C. J. “Pat” Paderewski was first appointed to the California Board of Architectural Examiners in 1956. He served in all of the Council's officer positions, culminating as president in the 1966 fiscal year. His wide-ranging contributions to the Council include being instrumental in the development of a national registration exam for architects and standards for reciprocal registration.
Paderewski was board in Cleveland, Ohio, and didn't speak English until age 6. In 1920, his family moved to Los Angeles. He spent one year at UCLA, before graduating with a bachelor's degree in architecture from UC Berkeley in 1932. After completing his architectural apprenticeship, Paderewski passed the California State Board Exam in 1944 and became a registered architect. At that time, he moved to San Diego and set-up his own practice.
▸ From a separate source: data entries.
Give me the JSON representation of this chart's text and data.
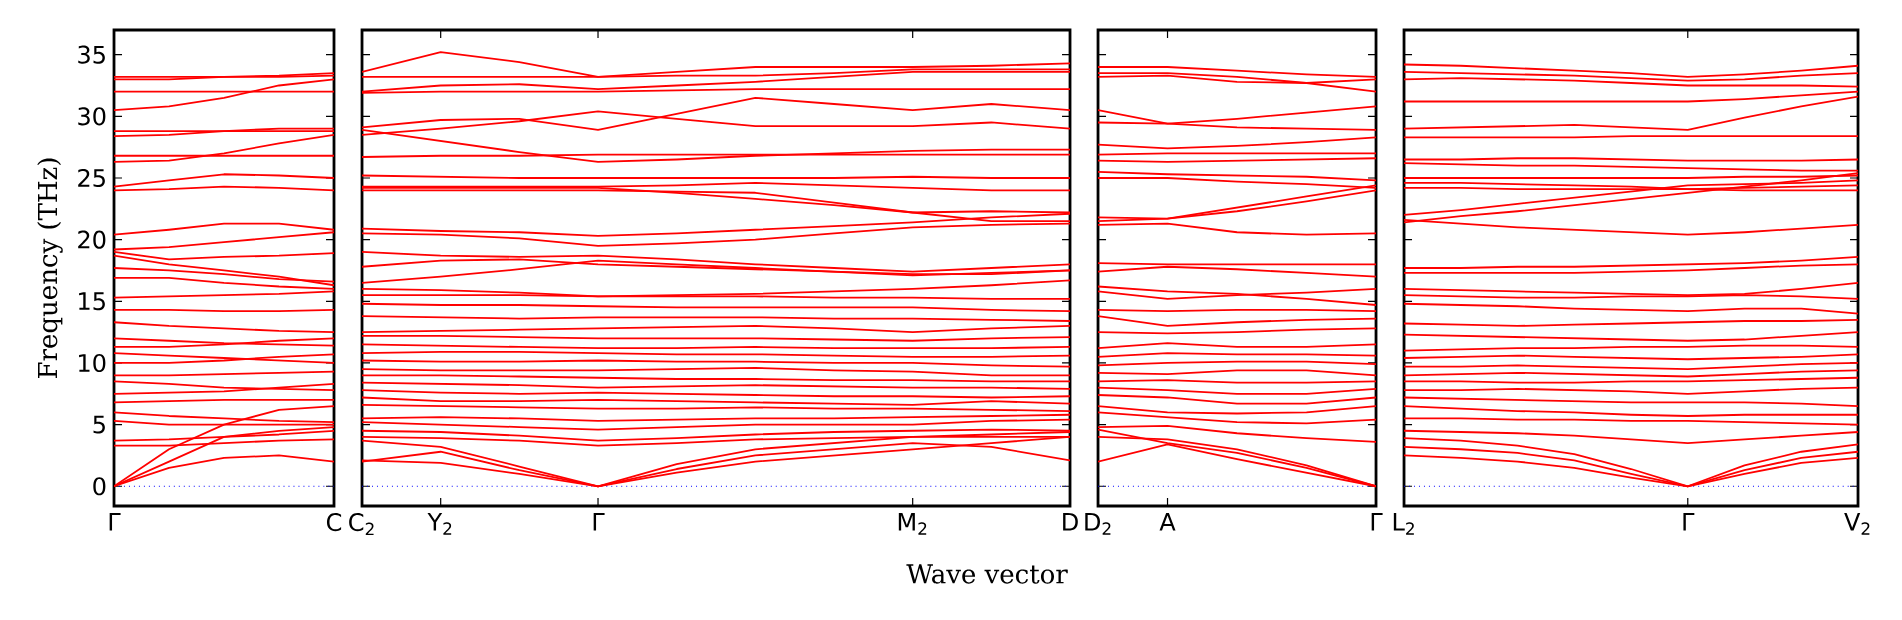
{
  "chart_data": [
    {
      "type": "line",
      "ylabel": "Frequency (THz)",
      "ylim": [
        -1.6,
        37
      ],
      "yticks": [
        0,
        5,
        10,
        15,
        20,
        25,
        30,
        35
      ],
      "categories": [
        "Γ",
        null,
        null,
        null,
        "C"
      ],
      "ref_lines": [
        {
          "axis": "y",
          "value": 0,
          "color": "#0000ff",
          "line_style": "dotted"
        }
      ],
      "series": [
        {
          "color": "#ff0000",
          "values": [
            0,
            1.5,
            2.3,
            2.5,
            2.0
          ]
        },
        {
          "color": "#ff0000",
          "values": [
            0,
            2.0,
            4.0,
            4.5,
            4.8
          ]
        },
        {
          "color": "#ff0000",
          "values": [
            0,
            3.0,
            5.0,
            6.2,
            6.5
          ]
        },
        {
          "color": "#ff0000",
          "values": [
            3.3,
            3.3,
            3.5,
            3.7,
            3.8
          ]
        },
        {
          "color": "#ff0000",
          "values": [
            3.7,
            3.8,
            4.0,
            4.2,
            4.5
          ]
        },
        {
          "color": "#ff0000",
          "values": [
            5.3,
            5.0,
            5.0,
            5.0,
            5.0
          ]
        },
        {
          "color": "#ff0000",
          "values": [
            6.0,
            5.7,
            5.5,
            5.3,
            5.2
          ]
        },
        {
          "color": "#ff0000",
          "values": [
            6.8,
            6.9,
            7.0,
            7.0,
            7.0
          ]
        },
        {
          "color": "#ff0000",
          "values": [
            7.5,
            7.6,
            7.7,
            8.0,
            8.3
          ]
        },
        {
          "color": "#ff0000",
          "values": [
            8.5,
            8.3,
            8.0,
            7.9,
            7.8
          ]
        },
        {
          "color": "#ff0000",
          "values": [
            9.0,
            9.0,
            9.1,
            9.2,
            9.3
          ]
        },
        {
          "color": "#ff0000",
          "values": [
            10.0,
            10.0,
            10.2,
            10.5,
            10.7
          ]
        },
        {
          "color": "#ff0000",
          "values": [
            10.8,
            10.6,
            10.4,
            10.2,
            10.0
          ]
        },
        {
          "color": "#ff0000",
          "values": [
            11.3,
            11.3,
            11.5,
            11.8,
            12.0
          ]
        },
        {
          "color": "#ff0000",
          "values": [
            12.0,
            11.8,
            11.6,
            11.5,
            11.4
          ]
        },
        {
          "color": "#ff0000",
          "values": [
            13.3,
            13.0,
            12.8,
            12.6,
            12.5
          ]
        },
        {
          "color": "#ff0000",
          "values": [
            14.3,
            14.3,
            14.2,
            14.2,
            14.3
          ]
        },
        {
          "color": "#ff0000",
          "values": [
            15.3,
            15.4,
            15.5,
            15.6,
            15.8
          ]
        },
        {
          "color": "#ff0000",
          "values": [
            16.9,
            16.9,
            16.5,
            16.2,
            16.0
          ]
        },
        {
          "color": "#ff0000",
          "values": [
            17.7,
            17.5,
            17.2,
            16.8,
            16.6
          ]
        },
        {
          "color": "#ff0000",
          "values": [
            18.7,
            18.0,
            17.5,
            17.0,
            16.3
          ]
        },
        {
          "color": "#ff0000",
          "values": [
            19.0,
            18.4,
            18.6,
            18.7,
            18.9
          ]
        },
        {
          "color": "#ff0000",
          "values": [
            20.4,
            20.8,
            21.3,
            21.3,
            20.8
          ]
        },
        {
          "color": "#ff0000",
          "values": [
            19.2,
            19.4,
            19.8,
            20.2,
            20.6
          ]
        },
        {
          "color": "#ff0000",
          "values": [
            24.0,
            24.1,
            24.3,
            24.2,
            24.0
          ]
        },
        {
          "color": "#ff0000",
          "values": [
            24.3,
            24.8,
            25.3,
            25.2,
            25.0
          ]
        },
        {
          "color": "#ff0000",
          "values": [
            26.8,
            26.8,
            26.8,
            26.8,
            26.8
          ]
        },
        {
          "color": "#ff0000",
          "values": [
            26.3,
            26.4,
            27.0,
            27.8,
            28.5
          ]
        },
        {
          "color": "#ff0000",
          "values": [
            28.4,
            28.5,
            28.8,
            29.0,
            29.0
          ]
        },
        {
          "color": "#ff0000",
          "values": [
            28.8,
            28.8,
            28.8,
            28.8,
            28.8
          ]
        },
        {
          "color": "#ff0000",
          "values": [
            30.5,
            30.8,
            31.5,
            32.5,
            33.0
          ]
        },
        {
          "color": "#ff0000",
          "values": [
            32.0,
            32.0,
            32.0,
            32.0,
            32.0
          ]
        },
        {
          "color": "#ff0000",
          "values": [
            33.0,
            33.0,
            33.2,
            33.3,
            33.5
          ]
        },
        {
          "color": "#ff0000",
          "values": [
            33.2,
            33.2,
            33.2,
            33.2,
            33.3
          ]
        }
      ]
    },
    {
      "type": "line",
      "xlabel": "Wave vector",
      "tick_labels": "x",
      "ylim": [
        -1.6,
        37
      ],
      "yticks": [
        0,
        5,
        10,
        15,
        20,
        25,
        30,
        35
      ],
      "categories": [
        "C$_{2}$",
        "Y$_{2}$",
        null,
        "Γ",
        null,
        null,
        null,
        "M$_{2}$",
        null,
        "D"
      ],
      "ref_lines": [
        {
          "axis": "y",
          "value": 0,
          "color": "#0000ff",
          "line_style": "dotted"
        }
      ],
      "series": [
        {
          "color": "#ff0000",
          "values": [
            33.6,
            35.2,
            34.4,
            33.2,
            33.6,
            34.0,
            34.0,
            34.0,
            34.1,
            34.3
          ]
        },
        {
          "color": "#ff0000",
          "values": [
            33.2,
            33.2,
            33.2,
            33.2,
            33.3,
            33.3,
            33.5,
            33.8,
            33.8,
            33.8
          ]
        },
        {
          "color": "#ff0000",
          "values": [
            32.0,
            32.5,
            32.6,
            32.2,
            32.5,
            32.8,
            33.2,
            33.6,
            33.6,
            33.6
          ]
        },
        {
          "color": "#ff0000",
          "values": [
            31.9,
            32.0,
            32.0,
            32.0,
            32.1,
            32.2,
            32.2,
            32.2,
            32.2,
            32.2
          ]
        },
        {
          "color": "#ff0000",
          "values": [
            29.1,
            29.7,
            29.8,
            28.9,
            30.2,
            31.5,
            31.0,
            30.5,
            31.0,
            30.5
          ]
        },
        {
          "color": "#ff0000",
          "values": [
            28.5,
            29.0,
            29.6,
            30.4,
            29.8,
            29.2,
            29.2,
            29.2,
            29.5,
            29.0
          ]
        },
        {
          "color": "#ff0000",
          "values": [
            28.9,
            28.0,
            27.1,
            26.3,
            26.5,
            26.8,
            27.0,
            27.2,
            27.3,
            27.3
          ]
        },
        {
          "color": "#ff0000",
          "values": [
            26.7,
            26.8,
            26.8,
            26.9,
            26.9,
            26.9,
            26.9,
            26.9,
            26.9,
            26.9
          ]
        },
        {
          "color": "#ff0000",
          "values": [
            25.2,
            25.1,
            25.0,
            25.0,
            25.0,
            25.0,
            25.0,
            25.1,
            25.0,
            25.0
          ]
        },
        {
          "color": "#ff0000",
          "values": [
            24.3,
            24.3,
            24.3,
            24.3,
            24.4,
            24.6,
            24.4,
            24.2,
            24.0,
            24.0
          ]
        },
        {
          "color": "#ff0000",
          "values": [
            24.2,
            24.2,
            24.2,
            24.2,
            23.8,
            23.3,
            22.8,
            22.2,
            22.3,
            22.2
          ]
        },
        {
          "color": "#ff0000",
          "values": [
            24.0,
            24.0,
            24.0,
            24.0,
            23.9,
            23.8,
            23.0,
            22.2,
            21.5,
            21.5
          ]
        },
        {
          "color": "#ff0000",
          "values": [
            20.9,
            20.7,
            20.6,
            20.3,
            20.5,
            20.8,
            21.1,
            21.4,
            21.8,
            22.1
          ]
        },
        {
          "color": "#ff0000",
          "values": [
            20.5,
            20.4,
            20.1,
            19.5,
            19.7,
            20.0,
            20.5,
            21.0,
            21.2,
            21.3
          ]
        },
        {
          "color": "#ff0000",
          "values": [
            19.0,
            18.7,
            18.6,
            18.7,
            18.4,
            18.0,
            17.7,
            17.4,
            17.7,
            18.0
          ]
        },
        {
          "color": "#ff0000",
          "values": [
            17.8,
            18.3,
            18.4,
            18.0,
            17.8,
            17.6,
            17.4,
            17.2,
            17.2,
            17.5
          ]
        },
        {
          "color": "#ff0000",
          "values": [
            16.5,
            17.0,
            17.6,
            18.3,
            18.0,
            17.7,
            17.4,
            17.1,
            17.3,
            17.5
          ]
        },
        {
          "color": "#ff0000",
          "values": [
            16.0,
            15.9,
            15.7,
            15.4,
            15.5,
            15.6,
            15.8,
            16.0,
            16.3,
            16.7
          ]
        },
        {
          "color": "#ff0000",
          "values": [
            15.5,
            15.5,
            15.5,
            15.4,
            15.4,
            15.4,
            15.3,
            15.3,
            15.2,
            15.2
          ]
        },
        {
          "color": "#ff0000",
          "values": [
            14.8,
            14.7,
            14.7,
            14.6,
            14.5,
            14.5,
            14.5,
            14.5,
            14.3,
            14.2
          ]
        },
        {
          "color": "#ff0000",
          "values": [
            13.8,
            13.7,
            13.6,
            13.7,
            13.7,
            13.7,
            13.6,
            13.6,
            13.5,
            13.4
          ]
        },
        {
          "color": "#ff0000",
          "values": [
            12.5,
            12.6,
            12.7,
            12.8,
            12.9,
            13.0,
            12.8,
            12.5,
            12.8,
            13.0
          ]
        },
        {
          "color": "#ff0000",
          "values": [
            12.2,
            12.2,
            12.1,
            12.0,
            12.0,
            12.0,
            11.9,
            11.8,
            12.0,
            12.1
          ]
        },
        {
          "color": "#ff0000",
          "values": [
            11.5,
            11.4,
            11.3,
            11.2,
            11.2,
            11.3,
            11.2,
            11.2,
            11.2,
            11.3
          ]
        },
        {
          "color": "#ff0000",
          "values": [
            10.8,
            10.9,
            10.9,
            10.8,
            10.7,
            10.7,
            10.6,
            10.5,
            10.5,
            10.6
          ]
        },
        {
          "color": "#ff0000",
          "values": [
            10.2,
            10.1,
            10.1,
            10.2,
            10.1,
            10.1,
            10.0,
            10.0,
            9.8,
            9.7
          ]
        },
        {
          "color": "#ff0000",
          "values": [
            9.5,
            9.4,
            9.4,
            9.4,
            9.5,
            9.6,
            9.4,
            9.3,
            9.0,
            9.0
          ]
        },
        {
          "color": "#ff0000",
          "values": [
            9.0,
            9.0,
            8.9,
            8.8,
            8.7,
            8.7,
            8.6,
            8.6,
            8.5,
            8.5
          ]
        },
        {
          "color": "#ff0000",
          "values": [
            8.4,
            8.3,
            8.2,
            8.0,
            8.1,
            8.2,
            8.1,
            8.0,
            8.0,
            7.9
          ]
        },
        {
          "color": "#ff0000",
          "values": [
            7.8,
            7.6,
            7.5,
            7.6,
            7.5,
            7.4,
            7.3,
            7.3,
            7.2,
            7.3
          ]
        },
        {
          "color": "#ff0000",
          "values": [
            7.2,
            6.9,
            6.9,
            7.0,
            6.9,
            6.8,
            6.7,
            6.6,
            6.9,
            6.7
          ]
        },
        {
          "color": "#ff0000",
          "values": [
            6.6,
            6.5,
            6.4,
            6.3,
            6.3,
            6.4,
            6.3,
            6.3,
            6.2,
            6.1
          ]
        },
        {
          "color": "#ff0000",
          "values": [
            5.5,
            5.6,
            5.5,
            5.3,
            5.4,
            5.5,
            5.5,
            5.6,
            5.7,
            5.8
          ]
        },
        {
          "color": "#ff0000",
          "values": [
            5.2,
            5.0,
            4.8,
            4.6,
            4.8,
            5.0,
            5.0,
            5.0,
            5.3,
            5.4
          ]
        },
        {
          "color": "#ff0000",
          "values": [
            4.5,
            4.4,
            4.1,
            3.7,
            3.9,
            4.2,
            4.4,
            4.5,
            4.6,
            4.5
          ]
        },
        {
          "color": "#ff0000",
          "values": [
            4.0,
            3.9,
            3.7,
            3.3,
            3.5,
            3.8,
            3.9,
            4.0,
            4.0,
            4.0
          ]
        },
        {
          "color": "#ff0000",
          "values": [
            2.0,
            2.8,
            1.3,
            0,
            1.4,
            2.5,
            3.0,
            3.5,
            3.2,
            2.1
          ]
        },
        {
          "color": "#ff0000",
          "values": [
            2.1,
            1.9,
            1.0,
            0,
            1.1,
            2.0,
            2.5,
            3.0,
            3.5,
            4.0
          ]
        },
        {
          "color": "#ff0000",
          "values": [
            3.7,
            3.2,
            1.6,
            0,
            1.8,
            3.0,
            3.5,
            4.0,
            4.2,
            4.4
          ]
        }
      ]
    },
    {
      "type": "line",
      "tick_labels": "x",
      "ylim": [
        -1.6,
        37
      ],
      "yticks": [
        0,
        5,
        10,
        15,
        20,
        25,
        30,
        35
      ],
      "categories": [
        "D$_{2}$",
        "A",
        null,
        null,
        "Γ"
      ],
      "ref_lines": [
        {
          "axis": "y",
          "value": 0,
          "color": "#0000ff",
          "line_style": "dotted"
        }
      ],
      "series": [
        {
          "color": "#ff0000",
          "values": [
            34.0,
            34.0,
            33.7,
            33.4,
            33.2
          ]
        },
        {
          "color": "#ff0000",
          "values": [
            33.5,
            33.5,
            33.2,
            32.7,
            32.0
          ]
        },
        {
          "color": "#ff0000",
          "values": [
            33.2,
            33.3,
            32.8,
            32.7,
            33.0
          ]
        },
        {
          "color": "#ff0000",
          "values": [
            30.5,
            29.4,
            29.8,
            30.3,
            30.8
          ]
        },
        {
          "color": "#ff0000",
          "values": [
            29.5,
            29.4,
            29.1,
            29.0,
            28.9
          ]
        },
        {
          "color": "#ff0000",
          "values": [
            27.7,
            27.4,
            27.6,
            27.9,
            28.3
          ]
        },
        {
          "color": "#ff0000",
          "values": [
            26.9,
            27.0,
            27.0,
            27.0,
            27.0
          ]
        },
        {
          "color": "#ff0000",
          "values": [
            26.4,
            26.3,
            26.4,
            26.5,
            26.6
          ]
        },
        {
          "color": "#ff0000",
          "values": [
            25.5,
            25.3,
            25.2,
            25.1,
            24.8
          ]
        },
        {
          "color": "#ff0000",
          "values": [
            25.0,
            25.0,
            24.7,
            24.5,
            24.2
          ]
        },
        {
          "color": "#ff0000",
          "values": [
            21.8,
            21.7,
            22.6,
            23.5,
            24.4
          ]
        },
        {
          "color": "#ff0000",
          "values": [
            21.5,
            21.7,
            22.3,
            23.1,
            24.0
          ]
        },
        {
          "color": "#ff0000",
          "values": [
            21.2,
            21.3,
            20.6,
            20.4,
            20.5
          ]
        },
        {
          "color": "#ff0000",
          "values": [
            18.1,
            18.0,
            18.0,
            18.0,
            18.0
          ]
        },
        {
          "color": "#ff0000",
          "values": [
            17.4,
            17.8,
            17.6,
            17.3,
            17.0
          ]
        },
        {
          "color": "#ff0000",
          "values": [
            16.2,
            15.8,
            15.6,
            15.2,
            14.7
          ]
        },
        {
          "color": "#ff0000",
          "values": [
            15.8,
            15.2,
            15.5,
            15.7,
            16.0
          ]
        },
        {
          "color": "#ff0000",
          "values": [
            14.3,
            14.2,
            14.3,
            14.3,
            14.2
          ]
        },
        {
          "color": "#ff0000",
          "values": [
            13.8,
            13.0,
            13.3,
            13.5,
            13.6
          ]
        },
        {
          "color": "#ff0000",
          "values": [
            12.5,
            12.4,
            12.5,
            12.7,
            12.8
          ]
        },
        {
          "color": "#ff0000",
          "values": [
            11.2,
            11.6,
            11.3,
            11.3,
            11.5
          ]
        },
        {
          "color": "#ff0000",
          "values": [
            10.5,
            10.8,
            10.7,
            10.7,
            10.6
          ]
        },
        {
          "color": "#ff0000",
          "values": [
            9.8,
            10.0,
            10.1,
            10.1,
            9.9
          ]
        },
        {
          "color": "#ff0000",
          "values": [
            9.2,
            9.1,
            9.4,
            9.4,
            9.0
          ]
        },
        {
          "color": "#ff0000",
          "values": [
            8.5,
            8.6,
            8.4,
            8.4,
            8.5
          ]
        },
        {
          "color": "#ff0000",
          "values": [
            8.0,
            7.8,
            7.5,
            7.5,
            7.9
          ]
        },
        {
          "color": "#ff0000",
          "values": [
            7.4,
            7.2,
            6.7,
            6.7,
            7.2
          ]
        },
        {
          "color": "#ff0000",
          "values": [
            6.5,
            6.0,
            5.9,
            6.0,
            6.5
          ]
        },
        {
          "color": "#ff0000",
          "values": [
            6.0,
            5.6,
            5.2,
            5.1,
            5.4
          ]
        },
        {
          "color": "#ff0000",
          "values": [
            4.8,
            4.9,
            4.3,
            3.9,
            3.6
          ]
        },
        {
          "color": "#ff0000",
          "values": [
            4.6,
            3.5,
            2.7,
            1.5,
            0
          ]
        },
        {
          "color": "#ff0000",
          "values": [
            4.0,
            3.8,
            3.0,
            1.7,
            0
          ]
        },
        {
          "color": "#ff0000",
          "values": [
            2.0,
            3.4,
            2.2,
            1.1,
            0
          ]
        }
      ]
    },
    {
      "type": "line",
      "tick_labels": "x",
      "ylim": [
        -1.6,
        37
      ],
      "yticks": [
        0,
        5,
        10,
        15,
        20,
        25,
        30,
        35
      ],
      "categories": [
        "L$_{2}$",
        null,
        null,
        null,
        null,
        "Γ",
        null,
        null,
        "V$_{2}$"
      ],
      "ref_lines": [
        {
          "axis": "y",
          "value": 0,
          "color": "#0000ff",
          "line_style": "dotted"
        }
      ],
      "series": [
        {
          "color": "#ff0000",
          "values": [
            34.2,
            34.1,
            33.9,
            33.7,
            33.5,
            33.2,
            33.4,
            33.7,
            34.1
          ]
        },
        {
          "color": "#ff0000",
          "values": [
            33.6,
            33.5,
            33.4,
            33.3,
            33.1,
            32.9,
            33.0,
            33.3,
            33.5
          ]
        },
        {
          "color": "#ff0000",
          "values": [
            33.0,
            33.1,
            33.0,
            32.9,
            32.7,
            32.5,
            32.5,
            32.5,
            32.4
          ]
        },
        {
          "color": "#ff0000",
          "values": [
            31.2,
            31.2,
            31.2,
            31.2,
            31.2,
            31.2,
            31.4,
            31.7,
            32.0
          ]
        },
        {
          "color": "#ff0000",
          "values": [
            29.0,
            29.1,
            29.2,
            29.3,
            29.1,
            28.9,
            29.9,
            30.8,
            31.6
          ]
        },
        {
          "color": "#ff0000",
          "values": [
            28.3,
            28.3,
            28.3,
            28.3,
            28.4,
            28.4,
            28.4,
            28.4,
            28.4
          ]
        },
        {
          "color": "#ff0000",
          "values": [
            26.5,
            26.5,
            26.6,
            26.6,
            26.5,
            26.4,
            26.4,
            26.4,
            26.5
          ]
        },
        {
          "color": "#ff0000",
          "values": [
            26.2,
            26.1,
            26.0,
            26.0,
            25.9,
            25.8,
            25.7,
            25.6,
            25.6
          ]
        },
        {
          "color": "#ff0000",
          "values": [
            25.0,
            25.0,
            25.0,
            25.0,
            25.0,
            25.0,
            25.1,
            25.1,
            25.2
          ]
        },
        {
          "color": "#ff0000",
          "values": [
            24.6,
            24.6,
            24.5,
            24.4,
            24.3,
            24.1,
            24.2,
            24.3,
            24.4
          ]
        },
        {
          "color": "#ff0000",
          "values": [
            24.2,
            24.2,
            24.1,
            24.1,
            24.1,
            24.1,
            24.0,
            24.0,
            24.0
          ]
        },
        {
          "color": "#ff0000",
          "values": [
            22.0,
            22.4,
            22.9,
            23.4,
            23.9,
            24.4,
            24.5,
            24.6,
            24.8
          ]
        },
        {
          "color": "#ff0000",
          "values": [
            21.4,
            21.9,
            22.3,
            22.8,
            23.3,
            23.8,
            24.3,
            24.8,
            25.4
          ]
        },
        {
          "color": "#ff0000",
          "values": [
            21.6,
            21.3,
            21.0,
            20.8,
            20.6,
            20.4,
            20.6,
            20.9,
            21.2
          ]
        },
        {
          "color": "#ff0000",
          "values": [
            17.7,
            17.7,
            17.8,
            17.8,
            17.9,
            18.0,
            18.1,
            18.3,
            18.6
          ]
        },
        {
          "color": "#ff0000",
          "values": [
            17.3,
            17.3,
            17.3,
            17.3,
            17.4,
            17.5,
            17.7,
            17.9,
            18.0
          ]
        },
        {
          "color": "#ff0000",
          "values": [
            16.0,
            15.9,
            15.8,
            15.7,
            15.6,
            15.5,
            15.6,
            16.0,
            16.5
          ]
        },
        {
          "color": "#ff0000",
          "values": [
            15.5,
            15.4,
            15.3,
            15.3,
            15.4,
            15.4,
            15.5,
            15.4,
            15.2
          ]
        },
        {
          "color": "#ff0000",
          "values": [
            14.8,
            14.7,
            14.6,
            14.4,
            14.3,
            14.2,
            14.4,
            14.4,
            14.0
          ]
        },
        {
          "color": "#ff0000",
          "values": [
            13.2,
            13.1,
            13.0,
            13.1,
            13.2,
            13.3,
            13.4,
            13.4,
            13.5
          ]
        },
        {
          "color": "#ff0000",
          "values": [
            12.3,
            12.2,
            12.1,
            12.0,
            11.9,
            11.8,
            11.9,
            12.2,
            12.5
          ]
        },
        {
          "color": "#ff0000",
          "values": [
            11.0,
            11.1,
            11.2,
            11.2,
            11.3,
            11.3,
            11.4,
            11.4,
            11.3
          ]
        },
        {
          "color": "#ff0000",
          "values": [
            10.4,
            10.5,
            10.6,
            10.5,
            10.4,
            10.3,
            10.4,
            10.5,
            10.7
          ]
        },
        {
          "color": "#ff0000",
          "values": [
            9.7,
            9.7,
            9.8,
            9.7,
            9.6,
            9.5,
            9.7,
            9.9,
            10.0
          ]
        },
        {
          "color": "#ff0000",
          "values": [
            9.0,
            9.1,
            9.2,
            9.1,
            9.0,
            8.9,
            9.1,
            9.3,
            9.4
          ]
        },
        {
          "color": "#ff0000",
          "values": [
            8.5,
            8.5,
            8.4,
            8.4,
            8.5,
            8.5,
            8.6,
            8.7,
            8.8
          ]
        },
        {
          "color": "#ff0000",
          "values": [
            7.8,
            7.8,
            7.9,
            7.8,
            7.7,
            7.5,
            7.7,
            7.9,
            8.0
          ]
        },
        {
          "color": "#ff0000",
          "values": [
            7.2,
            7.1,
            7.0,
            6.9,
            6.8,
            6.8,
            6.8,
            6.7,
            6.5
          ]
        },
        {
          "color": "#ff0000",
          "values": [
            6.5,
            6.3,
            6.1,
            6.0,
            5.8,
            5.7,
            5.8,
            5.8,
            5.8
          ]
        },
        {
          "color": "#ff0000",
          "values": [
            5.5,
            5.5,
            5.4,
            5.4,
            5.3,
            5.3,
            5.2,
            5.1,
            5.0
          ]
        },
        {
          "color": "#ff0000",
          "values": [
            4.5,
            4.4,
            4.3,
            4.1,
            3.8,
            3.5,
            3.8,
            4.1,
            4.4
          ]
        },
        {
          "color": "#ff0000",
          "values": [
            3.9,
            3.7,
            3.3,
            2.6,
            1.4,
            0,
            1.7,
            2.8,
            3.4
          ]
        },
        {
          "color": "#ff0000",
          "values": [
            3.2,
            3.0,
            2.7,
            2.1,
            1.0,
            0,
            1.3,
            2.3,
            2.8
          ]
        },
        {
          "color": "#ff0000",
          "values": [
            2.5,
            2.3,
            2.0,
            1.5,
            0.7,
            0,
            1.0,
            1.9,
            2.3
          ]
        }
      ]
    }
  ]
}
In 1948 he founded Paderewski, Mitchell, and Dean AIA Architects with partners Delmar S. Mitchell and Louis A. Dean. He soon became known as both a civic leader and one of San Diego's outstanding architects. Paderewski's architectural contributions include the forward-thinking Buckminster Fuller-esque geodesic dome on the Palomar College campus, the first exterior all-glass elevator on the El Cortez Hotel (1956, now demolished) and San Diego's Lindbergh Field Terminal.
In 1962, he was elected to the American Institute of Architects College of Fellows. In 1982, he was invested in the "Order of Polonia Restituta" by the Polish Government in Exile, for his service to the architecture profession and for a lifetime of service to Poles in the United States.